信号機や表示素子を皮切りに、白色LED照明として世の中に広まり省エネルギー化を実現している青色LEDは、ワイドバンドギャップ半導体の一つである窒化物半導体(窒化インジウムガリウム)を活性層に用いて作られています。LEDという発光デバイスを実現する際に必要となったのが、高品質な結晶の成長技術です。では、青色LEDのように既に実用化され普及している光デバイスの性能を凌駕し、より高効率化・高機能化した光デバイスを作製するためには何が必要なのでしょうか。それは、材料の物性を引き出す高品質な結晶の成長技術に加えて、材料の組み合わせに囚われない構造設計だと考えています。

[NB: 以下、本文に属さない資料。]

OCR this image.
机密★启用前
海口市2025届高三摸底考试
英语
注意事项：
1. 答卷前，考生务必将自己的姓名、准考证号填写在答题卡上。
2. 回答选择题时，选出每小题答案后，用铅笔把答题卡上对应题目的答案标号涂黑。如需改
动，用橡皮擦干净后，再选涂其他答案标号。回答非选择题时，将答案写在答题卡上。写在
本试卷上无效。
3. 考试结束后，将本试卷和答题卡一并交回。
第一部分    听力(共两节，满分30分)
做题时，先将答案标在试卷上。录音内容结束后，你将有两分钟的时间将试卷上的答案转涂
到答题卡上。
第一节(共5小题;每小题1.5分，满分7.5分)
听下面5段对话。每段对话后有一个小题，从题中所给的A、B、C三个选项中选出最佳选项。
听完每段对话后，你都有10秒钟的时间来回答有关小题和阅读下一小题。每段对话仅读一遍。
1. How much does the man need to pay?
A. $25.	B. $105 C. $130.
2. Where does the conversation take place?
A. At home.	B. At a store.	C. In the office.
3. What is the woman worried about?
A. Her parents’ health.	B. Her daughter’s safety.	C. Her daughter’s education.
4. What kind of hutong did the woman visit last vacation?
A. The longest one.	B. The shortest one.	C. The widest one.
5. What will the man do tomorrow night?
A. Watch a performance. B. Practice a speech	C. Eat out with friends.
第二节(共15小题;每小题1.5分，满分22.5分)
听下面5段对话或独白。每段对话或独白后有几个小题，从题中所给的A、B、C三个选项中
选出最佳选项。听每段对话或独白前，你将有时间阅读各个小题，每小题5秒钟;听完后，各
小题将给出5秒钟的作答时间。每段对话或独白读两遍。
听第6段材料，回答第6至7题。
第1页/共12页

ワイドギャップ半導体には、窒化物半導体の他にも酸化亜鉛などを代表とする酸化物半導体があります。窒化ガリウムと酸化亜鉛に共通する物性は、電子と正孔の対である励起子が室温でも安定に存在するということ、即ち大きな励起子束縛エネルギーです。この大きな励起子束縛エネルギーというワイドギャップ半導体の魅力的な物性を生かすことができれば、高機能な光デバイスの創成が可能になります。私たちは、高品質結晶を成長する技術を開発してワイドギャップ半導体の物性である励起子の魅力を充分に引き出し、さらに励起子と物質の相互作用を人為的に制御できるデバイス構造を設計・作製することを目的として研究を行います。この研究は、結晶欠陥に起因する非輻射再結合に支配されてきた従前の光デバイスの性能を原理的に超越する高効率・多機能な発光デバイスの実現に繋がります。